Git Branch Strategy
A Git branch strategy establishes a set of long-lived and short-lived branch types with defined rules about what gets merged where — enabling parallel development, stable releases, and rapid hotfixes without conflicts.
A Git branch strategy establishes a set of long-lived and short-lived branch types with defined rules about what gets merged where — enabling parallel development, stable releases, and rapid hotfixes without conflicts.
How the strategy works
The strategy is built around two long-lived branches: main (or master) and develop. The main branch always reflects production-ready code; it is never committed to directly. The develop branch serves as the integration target for all completed features.
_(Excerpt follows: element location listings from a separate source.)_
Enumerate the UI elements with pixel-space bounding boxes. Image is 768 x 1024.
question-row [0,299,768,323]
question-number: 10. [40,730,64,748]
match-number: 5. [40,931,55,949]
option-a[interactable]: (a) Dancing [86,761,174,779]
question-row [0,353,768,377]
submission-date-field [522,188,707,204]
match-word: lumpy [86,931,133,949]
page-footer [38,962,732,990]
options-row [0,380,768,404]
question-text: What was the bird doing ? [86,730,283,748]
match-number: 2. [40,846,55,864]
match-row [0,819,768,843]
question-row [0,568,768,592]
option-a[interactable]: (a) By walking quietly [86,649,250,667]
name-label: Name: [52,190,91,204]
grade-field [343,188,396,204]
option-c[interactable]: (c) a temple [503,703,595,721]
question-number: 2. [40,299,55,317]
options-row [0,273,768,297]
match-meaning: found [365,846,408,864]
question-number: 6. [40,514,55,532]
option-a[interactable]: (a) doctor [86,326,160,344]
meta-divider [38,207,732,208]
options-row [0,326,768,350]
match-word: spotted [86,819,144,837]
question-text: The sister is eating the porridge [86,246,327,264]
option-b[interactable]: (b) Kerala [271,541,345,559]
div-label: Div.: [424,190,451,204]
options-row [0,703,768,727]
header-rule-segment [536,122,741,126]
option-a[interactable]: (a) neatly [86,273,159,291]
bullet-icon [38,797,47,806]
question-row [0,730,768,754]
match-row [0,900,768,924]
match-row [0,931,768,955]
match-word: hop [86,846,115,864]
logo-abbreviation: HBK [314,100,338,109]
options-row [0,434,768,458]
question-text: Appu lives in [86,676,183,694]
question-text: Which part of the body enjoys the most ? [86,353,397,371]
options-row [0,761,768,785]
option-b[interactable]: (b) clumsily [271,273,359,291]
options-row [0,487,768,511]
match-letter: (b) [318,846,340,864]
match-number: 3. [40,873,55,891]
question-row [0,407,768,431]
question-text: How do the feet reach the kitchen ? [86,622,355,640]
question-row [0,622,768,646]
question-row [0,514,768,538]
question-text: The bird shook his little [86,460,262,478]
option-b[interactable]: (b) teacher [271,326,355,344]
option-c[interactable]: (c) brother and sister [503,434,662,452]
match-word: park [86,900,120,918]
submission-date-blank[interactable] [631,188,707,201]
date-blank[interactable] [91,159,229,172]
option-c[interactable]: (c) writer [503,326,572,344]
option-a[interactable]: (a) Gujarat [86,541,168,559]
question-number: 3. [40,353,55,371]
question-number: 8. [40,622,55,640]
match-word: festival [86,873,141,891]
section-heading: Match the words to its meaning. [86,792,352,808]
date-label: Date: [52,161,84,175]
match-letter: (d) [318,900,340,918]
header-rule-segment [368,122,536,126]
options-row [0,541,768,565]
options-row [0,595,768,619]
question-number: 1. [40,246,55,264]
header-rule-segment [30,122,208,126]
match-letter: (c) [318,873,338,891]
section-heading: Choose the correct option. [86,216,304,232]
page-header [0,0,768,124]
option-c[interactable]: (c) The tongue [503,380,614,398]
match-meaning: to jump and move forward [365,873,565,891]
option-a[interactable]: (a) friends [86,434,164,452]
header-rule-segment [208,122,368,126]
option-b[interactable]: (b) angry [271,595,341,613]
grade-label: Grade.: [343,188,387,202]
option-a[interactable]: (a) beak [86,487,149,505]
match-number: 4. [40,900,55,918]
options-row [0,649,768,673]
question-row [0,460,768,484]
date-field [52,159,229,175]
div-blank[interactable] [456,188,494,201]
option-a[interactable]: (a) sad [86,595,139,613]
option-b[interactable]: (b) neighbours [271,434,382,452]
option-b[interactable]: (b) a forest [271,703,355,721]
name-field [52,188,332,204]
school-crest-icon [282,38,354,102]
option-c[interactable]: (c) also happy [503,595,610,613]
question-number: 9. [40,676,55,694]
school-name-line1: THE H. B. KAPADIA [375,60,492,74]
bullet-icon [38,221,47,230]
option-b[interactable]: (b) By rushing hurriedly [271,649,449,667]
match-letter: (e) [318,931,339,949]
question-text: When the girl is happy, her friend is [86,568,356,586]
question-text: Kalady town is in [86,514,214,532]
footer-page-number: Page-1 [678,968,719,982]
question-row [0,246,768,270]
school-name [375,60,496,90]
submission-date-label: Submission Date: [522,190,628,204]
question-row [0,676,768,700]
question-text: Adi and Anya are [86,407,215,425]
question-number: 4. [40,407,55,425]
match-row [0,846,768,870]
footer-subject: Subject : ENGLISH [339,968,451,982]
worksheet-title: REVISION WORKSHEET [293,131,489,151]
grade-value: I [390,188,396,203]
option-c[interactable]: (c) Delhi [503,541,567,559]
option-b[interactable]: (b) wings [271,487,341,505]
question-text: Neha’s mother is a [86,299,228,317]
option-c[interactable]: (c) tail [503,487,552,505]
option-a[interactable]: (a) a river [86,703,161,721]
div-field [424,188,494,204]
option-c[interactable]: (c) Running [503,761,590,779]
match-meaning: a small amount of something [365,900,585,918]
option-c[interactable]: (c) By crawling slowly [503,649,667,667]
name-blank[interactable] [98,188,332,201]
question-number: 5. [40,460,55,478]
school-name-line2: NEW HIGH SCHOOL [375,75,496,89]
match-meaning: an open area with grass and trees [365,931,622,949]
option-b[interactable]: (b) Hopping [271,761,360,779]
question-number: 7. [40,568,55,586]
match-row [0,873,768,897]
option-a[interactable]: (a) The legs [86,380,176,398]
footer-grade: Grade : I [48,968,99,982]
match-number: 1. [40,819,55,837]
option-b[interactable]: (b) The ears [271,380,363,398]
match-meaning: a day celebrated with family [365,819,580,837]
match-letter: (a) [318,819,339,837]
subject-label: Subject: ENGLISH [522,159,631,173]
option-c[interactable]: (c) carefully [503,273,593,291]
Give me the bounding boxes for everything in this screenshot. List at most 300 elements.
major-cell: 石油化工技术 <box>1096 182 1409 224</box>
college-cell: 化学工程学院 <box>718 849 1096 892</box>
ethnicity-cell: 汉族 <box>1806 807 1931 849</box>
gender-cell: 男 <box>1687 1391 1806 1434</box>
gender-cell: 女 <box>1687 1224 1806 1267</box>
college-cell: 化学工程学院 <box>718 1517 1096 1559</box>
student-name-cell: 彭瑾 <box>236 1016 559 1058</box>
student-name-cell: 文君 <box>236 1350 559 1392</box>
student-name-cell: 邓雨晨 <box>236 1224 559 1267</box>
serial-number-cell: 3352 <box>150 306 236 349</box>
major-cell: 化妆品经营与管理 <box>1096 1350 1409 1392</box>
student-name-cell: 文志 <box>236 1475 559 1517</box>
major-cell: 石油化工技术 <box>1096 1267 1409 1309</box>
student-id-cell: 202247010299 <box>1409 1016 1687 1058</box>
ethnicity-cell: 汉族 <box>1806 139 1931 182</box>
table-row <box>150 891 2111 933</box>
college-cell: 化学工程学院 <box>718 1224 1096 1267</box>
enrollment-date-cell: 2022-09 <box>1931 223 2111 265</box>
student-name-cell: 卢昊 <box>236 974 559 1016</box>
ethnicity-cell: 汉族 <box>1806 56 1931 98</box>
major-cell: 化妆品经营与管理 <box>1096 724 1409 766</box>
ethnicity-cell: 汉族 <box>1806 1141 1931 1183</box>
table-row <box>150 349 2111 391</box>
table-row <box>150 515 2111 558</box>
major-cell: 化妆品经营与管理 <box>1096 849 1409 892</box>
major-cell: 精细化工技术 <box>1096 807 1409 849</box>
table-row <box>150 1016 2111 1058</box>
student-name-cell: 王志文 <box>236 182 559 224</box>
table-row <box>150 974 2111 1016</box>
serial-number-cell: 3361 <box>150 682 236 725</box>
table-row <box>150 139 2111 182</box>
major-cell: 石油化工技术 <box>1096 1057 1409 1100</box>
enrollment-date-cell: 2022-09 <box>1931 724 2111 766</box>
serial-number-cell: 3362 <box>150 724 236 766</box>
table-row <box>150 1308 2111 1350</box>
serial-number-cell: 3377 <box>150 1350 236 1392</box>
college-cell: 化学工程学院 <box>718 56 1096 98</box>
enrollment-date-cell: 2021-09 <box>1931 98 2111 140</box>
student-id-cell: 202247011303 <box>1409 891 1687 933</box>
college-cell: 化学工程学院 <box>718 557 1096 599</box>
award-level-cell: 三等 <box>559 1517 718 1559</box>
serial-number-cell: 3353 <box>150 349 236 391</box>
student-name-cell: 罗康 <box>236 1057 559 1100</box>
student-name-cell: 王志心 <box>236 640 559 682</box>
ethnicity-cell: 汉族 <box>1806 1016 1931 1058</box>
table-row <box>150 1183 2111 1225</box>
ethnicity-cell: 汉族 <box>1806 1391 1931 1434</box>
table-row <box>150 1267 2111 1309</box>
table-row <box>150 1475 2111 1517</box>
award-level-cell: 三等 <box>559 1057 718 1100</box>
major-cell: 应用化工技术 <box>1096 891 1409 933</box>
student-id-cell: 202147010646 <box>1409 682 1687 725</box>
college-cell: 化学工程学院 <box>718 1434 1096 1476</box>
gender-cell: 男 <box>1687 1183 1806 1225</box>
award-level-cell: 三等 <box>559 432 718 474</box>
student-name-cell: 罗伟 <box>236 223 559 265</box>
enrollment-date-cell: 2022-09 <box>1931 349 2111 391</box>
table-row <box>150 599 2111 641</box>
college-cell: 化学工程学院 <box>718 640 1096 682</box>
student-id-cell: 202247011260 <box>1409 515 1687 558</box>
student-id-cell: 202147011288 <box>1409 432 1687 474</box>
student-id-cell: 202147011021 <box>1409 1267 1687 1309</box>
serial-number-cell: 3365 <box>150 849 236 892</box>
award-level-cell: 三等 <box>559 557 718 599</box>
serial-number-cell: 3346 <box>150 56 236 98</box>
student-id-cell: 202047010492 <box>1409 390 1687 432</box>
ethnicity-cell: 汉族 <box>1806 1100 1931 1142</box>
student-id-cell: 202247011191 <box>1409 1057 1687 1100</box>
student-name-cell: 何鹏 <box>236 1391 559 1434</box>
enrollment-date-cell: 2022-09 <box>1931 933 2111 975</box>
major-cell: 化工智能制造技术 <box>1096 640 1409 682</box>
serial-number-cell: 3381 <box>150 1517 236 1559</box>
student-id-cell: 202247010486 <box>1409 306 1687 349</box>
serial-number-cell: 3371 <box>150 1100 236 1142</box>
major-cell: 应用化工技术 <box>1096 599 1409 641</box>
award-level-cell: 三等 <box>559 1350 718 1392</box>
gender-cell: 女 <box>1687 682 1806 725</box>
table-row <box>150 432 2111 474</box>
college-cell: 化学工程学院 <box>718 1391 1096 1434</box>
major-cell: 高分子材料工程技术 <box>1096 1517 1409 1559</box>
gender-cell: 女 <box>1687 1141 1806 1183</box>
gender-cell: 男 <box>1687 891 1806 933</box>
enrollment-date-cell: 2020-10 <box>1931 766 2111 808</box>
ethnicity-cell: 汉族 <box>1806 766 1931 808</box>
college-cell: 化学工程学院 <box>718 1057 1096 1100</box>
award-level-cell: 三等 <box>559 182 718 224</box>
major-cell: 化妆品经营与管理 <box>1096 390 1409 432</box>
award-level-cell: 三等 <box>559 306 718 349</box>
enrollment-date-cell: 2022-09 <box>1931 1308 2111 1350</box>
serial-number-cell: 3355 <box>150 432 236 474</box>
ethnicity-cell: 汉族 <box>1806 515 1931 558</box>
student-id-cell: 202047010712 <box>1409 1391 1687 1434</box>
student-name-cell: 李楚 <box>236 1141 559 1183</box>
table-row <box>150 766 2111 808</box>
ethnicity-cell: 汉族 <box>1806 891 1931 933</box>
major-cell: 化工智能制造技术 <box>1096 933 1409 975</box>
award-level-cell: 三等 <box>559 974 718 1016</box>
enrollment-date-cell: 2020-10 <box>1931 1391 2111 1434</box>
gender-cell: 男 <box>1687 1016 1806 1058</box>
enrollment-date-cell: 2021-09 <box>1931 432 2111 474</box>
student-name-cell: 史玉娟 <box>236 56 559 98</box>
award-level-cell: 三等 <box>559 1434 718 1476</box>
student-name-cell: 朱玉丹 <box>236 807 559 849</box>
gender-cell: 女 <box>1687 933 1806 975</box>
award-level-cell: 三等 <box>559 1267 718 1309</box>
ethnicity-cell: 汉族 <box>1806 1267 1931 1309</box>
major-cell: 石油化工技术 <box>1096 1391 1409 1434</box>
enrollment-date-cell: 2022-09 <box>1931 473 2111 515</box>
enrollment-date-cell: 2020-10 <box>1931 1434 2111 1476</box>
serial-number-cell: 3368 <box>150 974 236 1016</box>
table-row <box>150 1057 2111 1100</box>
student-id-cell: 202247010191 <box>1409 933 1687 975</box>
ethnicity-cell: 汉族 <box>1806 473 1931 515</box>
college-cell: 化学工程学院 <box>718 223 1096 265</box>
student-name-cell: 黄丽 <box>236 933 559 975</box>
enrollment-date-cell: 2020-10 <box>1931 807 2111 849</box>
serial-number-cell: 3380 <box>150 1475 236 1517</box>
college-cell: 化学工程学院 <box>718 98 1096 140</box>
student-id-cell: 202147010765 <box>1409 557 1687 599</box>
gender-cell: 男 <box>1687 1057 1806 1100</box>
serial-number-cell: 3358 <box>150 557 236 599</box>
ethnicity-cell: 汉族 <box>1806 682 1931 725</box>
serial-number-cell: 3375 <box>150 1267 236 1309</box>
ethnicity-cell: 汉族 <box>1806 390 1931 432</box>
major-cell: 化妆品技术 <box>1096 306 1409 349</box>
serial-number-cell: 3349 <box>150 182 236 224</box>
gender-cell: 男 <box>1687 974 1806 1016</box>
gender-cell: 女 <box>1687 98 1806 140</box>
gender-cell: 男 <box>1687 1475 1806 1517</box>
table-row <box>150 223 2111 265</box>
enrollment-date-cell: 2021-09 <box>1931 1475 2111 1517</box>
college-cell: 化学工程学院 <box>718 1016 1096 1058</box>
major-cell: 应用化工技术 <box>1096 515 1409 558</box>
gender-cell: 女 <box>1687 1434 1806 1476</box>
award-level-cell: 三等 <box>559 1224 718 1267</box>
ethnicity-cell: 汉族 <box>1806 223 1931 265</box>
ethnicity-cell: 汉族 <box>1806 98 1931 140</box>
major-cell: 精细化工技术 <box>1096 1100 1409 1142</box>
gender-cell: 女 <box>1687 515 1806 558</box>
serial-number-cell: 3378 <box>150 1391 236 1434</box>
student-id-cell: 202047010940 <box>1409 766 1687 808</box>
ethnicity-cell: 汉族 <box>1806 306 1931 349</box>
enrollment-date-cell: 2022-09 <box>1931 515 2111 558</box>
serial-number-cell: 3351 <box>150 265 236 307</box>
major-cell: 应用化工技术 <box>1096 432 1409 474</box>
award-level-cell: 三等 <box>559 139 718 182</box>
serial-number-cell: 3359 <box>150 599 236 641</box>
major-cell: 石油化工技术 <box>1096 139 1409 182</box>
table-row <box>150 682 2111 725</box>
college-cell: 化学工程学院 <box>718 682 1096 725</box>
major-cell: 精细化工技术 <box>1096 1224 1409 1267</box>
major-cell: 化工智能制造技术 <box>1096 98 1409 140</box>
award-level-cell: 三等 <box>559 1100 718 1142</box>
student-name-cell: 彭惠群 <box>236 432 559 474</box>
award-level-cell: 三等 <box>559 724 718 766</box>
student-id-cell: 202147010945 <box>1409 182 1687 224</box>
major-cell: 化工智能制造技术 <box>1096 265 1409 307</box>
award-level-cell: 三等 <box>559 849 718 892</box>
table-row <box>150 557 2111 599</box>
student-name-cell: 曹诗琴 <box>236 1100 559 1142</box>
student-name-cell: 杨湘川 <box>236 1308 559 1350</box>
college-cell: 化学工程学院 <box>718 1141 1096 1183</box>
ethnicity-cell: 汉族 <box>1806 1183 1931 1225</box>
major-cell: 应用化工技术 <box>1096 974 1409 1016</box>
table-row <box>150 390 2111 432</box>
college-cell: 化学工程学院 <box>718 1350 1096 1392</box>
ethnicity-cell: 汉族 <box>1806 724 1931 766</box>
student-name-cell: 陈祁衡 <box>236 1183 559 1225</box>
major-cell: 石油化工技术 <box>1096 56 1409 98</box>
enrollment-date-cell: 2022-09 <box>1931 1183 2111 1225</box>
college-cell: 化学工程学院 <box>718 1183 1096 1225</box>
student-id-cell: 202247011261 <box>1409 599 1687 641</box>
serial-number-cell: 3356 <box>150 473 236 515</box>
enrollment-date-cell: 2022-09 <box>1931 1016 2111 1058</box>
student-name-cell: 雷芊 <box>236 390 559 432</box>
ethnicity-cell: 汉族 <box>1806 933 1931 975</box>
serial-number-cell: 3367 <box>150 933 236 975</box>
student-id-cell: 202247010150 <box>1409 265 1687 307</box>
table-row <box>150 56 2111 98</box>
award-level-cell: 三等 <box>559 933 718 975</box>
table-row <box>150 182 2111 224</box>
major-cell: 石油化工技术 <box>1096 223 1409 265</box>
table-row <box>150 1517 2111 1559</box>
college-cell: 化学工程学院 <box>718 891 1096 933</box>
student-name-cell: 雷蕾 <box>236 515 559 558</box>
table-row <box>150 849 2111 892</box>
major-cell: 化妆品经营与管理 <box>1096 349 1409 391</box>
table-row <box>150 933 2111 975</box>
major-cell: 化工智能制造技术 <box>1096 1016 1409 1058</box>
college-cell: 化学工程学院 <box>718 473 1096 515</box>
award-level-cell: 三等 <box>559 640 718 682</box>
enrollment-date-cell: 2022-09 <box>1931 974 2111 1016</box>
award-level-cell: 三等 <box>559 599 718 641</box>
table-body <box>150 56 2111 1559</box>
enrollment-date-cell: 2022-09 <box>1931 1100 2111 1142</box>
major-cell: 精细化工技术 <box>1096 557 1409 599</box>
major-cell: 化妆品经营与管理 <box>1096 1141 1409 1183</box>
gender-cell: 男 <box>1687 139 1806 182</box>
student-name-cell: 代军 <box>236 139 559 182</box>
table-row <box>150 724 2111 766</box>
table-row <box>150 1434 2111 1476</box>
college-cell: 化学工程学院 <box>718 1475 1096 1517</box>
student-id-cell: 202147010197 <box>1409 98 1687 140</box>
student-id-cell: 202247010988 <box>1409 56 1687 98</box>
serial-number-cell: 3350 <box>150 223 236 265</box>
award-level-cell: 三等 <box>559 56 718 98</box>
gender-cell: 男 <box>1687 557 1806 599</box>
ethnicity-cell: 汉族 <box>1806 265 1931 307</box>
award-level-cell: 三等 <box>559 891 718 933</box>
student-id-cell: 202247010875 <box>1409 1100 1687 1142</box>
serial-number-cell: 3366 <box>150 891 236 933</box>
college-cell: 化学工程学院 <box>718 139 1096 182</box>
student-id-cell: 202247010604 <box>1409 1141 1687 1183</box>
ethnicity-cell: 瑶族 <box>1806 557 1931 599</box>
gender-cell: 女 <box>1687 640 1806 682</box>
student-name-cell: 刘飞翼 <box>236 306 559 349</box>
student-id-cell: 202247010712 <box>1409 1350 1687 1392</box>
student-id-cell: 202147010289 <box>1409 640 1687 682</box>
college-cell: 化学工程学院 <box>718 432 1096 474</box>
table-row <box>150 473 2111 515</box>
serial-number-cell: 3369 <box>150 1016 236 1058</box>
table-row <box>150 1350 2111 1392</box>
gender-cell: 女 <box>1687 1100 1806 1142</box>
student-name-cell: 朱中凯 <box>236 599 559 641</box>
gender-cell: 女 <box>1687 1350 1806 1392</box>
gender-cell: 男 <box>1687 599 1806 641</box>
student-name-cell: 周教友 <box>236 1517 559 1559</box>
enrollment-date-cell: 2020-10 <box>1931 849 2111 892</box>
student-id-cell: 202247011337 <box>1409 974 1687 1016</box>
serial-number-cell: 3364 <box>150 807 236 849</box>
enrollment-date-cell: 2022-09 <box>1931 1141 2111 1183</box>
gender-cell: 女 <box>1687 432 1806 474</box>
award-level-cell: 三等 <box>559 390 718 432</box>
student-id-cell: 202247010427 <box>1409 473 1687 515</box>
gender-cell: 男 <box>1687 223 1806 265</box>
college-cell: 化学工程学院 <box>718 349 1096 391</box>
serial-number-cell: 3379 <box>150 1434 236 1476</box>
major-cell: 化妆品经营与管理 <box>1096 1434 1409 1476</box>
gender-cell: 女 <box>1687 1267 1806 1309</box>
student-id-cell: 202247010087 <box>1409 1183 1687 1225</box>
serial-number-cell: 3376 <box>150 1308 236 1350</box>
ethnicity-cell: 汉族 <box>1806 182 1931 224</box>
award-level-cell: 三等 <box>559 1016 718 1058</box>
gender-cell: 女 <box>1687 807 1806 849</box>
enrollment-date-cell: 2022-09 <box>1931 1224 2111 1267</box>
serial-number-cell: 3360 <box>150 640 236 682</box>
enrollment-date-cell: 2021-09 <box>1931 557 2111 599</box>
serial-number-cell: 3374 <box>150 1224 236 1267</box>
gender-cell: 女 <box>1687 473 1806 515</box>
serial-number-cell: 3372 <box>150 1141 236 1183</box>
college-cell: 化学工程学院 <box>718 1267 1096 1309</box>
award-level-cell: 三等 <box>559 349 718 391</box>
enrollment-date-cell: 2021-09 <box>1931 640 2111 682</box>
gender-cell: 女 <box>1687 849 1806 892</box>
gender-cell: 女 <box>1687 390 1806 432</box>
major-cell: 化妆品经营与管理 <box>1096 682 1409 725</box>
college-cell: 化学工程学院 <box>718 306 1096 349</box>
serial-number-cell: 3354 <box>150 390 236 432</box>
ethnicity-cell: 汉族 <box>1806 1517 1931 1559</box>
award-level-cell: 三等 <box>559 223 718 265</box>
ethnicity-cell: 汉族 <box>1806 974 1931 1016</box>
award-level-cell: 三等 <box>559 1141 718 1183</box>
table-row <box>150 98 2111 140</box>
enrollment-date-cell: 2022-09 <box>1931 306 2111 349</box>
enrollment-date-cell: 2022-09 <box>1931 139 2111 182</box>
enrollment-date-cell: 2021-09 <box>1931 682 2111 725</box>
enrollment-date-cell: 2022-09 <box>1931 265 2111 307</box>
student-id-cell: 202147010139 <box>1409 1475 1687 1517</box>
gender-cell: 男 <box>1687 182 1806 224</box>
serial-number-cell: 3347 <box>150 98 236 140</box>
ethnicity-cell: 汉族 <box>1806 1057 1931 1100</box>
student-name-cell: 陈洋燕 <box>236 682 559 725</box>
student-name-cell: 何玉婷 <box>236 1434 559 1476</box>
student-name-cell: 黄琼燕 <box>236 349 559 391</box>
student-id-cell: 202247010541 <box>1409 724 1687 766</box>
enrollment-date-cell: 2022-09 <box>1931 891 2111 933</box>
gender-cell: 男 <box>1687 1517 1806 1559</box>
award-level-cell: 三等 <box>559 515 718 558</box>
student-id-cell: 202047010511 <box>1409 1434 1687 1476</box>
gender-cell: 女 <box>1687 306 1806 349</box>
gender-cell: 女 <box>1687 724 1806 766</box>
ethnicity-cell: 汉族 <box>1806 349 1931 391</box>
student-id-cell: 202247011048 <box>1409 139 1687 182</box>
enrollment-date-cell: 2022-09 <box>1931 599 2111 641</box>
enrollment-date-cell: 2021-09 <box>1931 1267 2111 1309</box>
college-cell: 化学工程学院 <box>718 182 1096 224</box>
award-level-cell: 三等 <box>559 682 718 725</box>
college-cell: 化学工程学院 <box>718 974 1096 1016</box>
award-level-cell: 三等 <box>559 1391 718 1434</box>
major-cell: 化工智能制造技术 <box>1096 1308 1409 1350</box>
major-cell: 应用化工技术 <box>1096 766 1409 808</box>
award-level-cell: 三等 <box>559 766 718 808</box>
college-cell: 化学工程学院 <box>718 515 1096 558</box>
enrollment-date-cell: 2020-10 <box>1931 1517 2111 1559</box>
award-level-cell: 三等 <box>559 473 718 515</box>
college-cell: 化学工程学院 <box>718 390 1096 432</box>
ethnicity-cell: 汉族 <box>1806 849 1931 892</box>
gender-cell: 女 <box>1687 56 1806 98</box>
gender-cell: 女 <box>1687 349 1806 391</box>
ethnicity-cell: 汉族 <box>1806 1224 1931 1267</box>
Feature branches are created from develop and named after the issue or ticket they address. When a feature is complete and passes review (see Pull Request Workflow), it is merged back into develop. Feature branches are ephemeral and deleted after merging.
Release branches are cut from develop when the team is ready to stabilize a release. Only bug fixes are committed to a release branch — no new features. Once the release is stable and tested, it is merged into both main and develop to keep both branches in sync. A version tag is applied to main.
Hotfix branches are created directly from main when a critical production bug must be patched immediately. After fixing, the hotfix is merged into both main and develop (or the active release branch), ensuring the fix is not lost in future releases.
This strategy, popularized as Gitflow, provides a clear structure for teams shipping regular versioned releases. Teams shipping continuously may prefer a simplified trunk-based model represented by the Git Workflow diagram.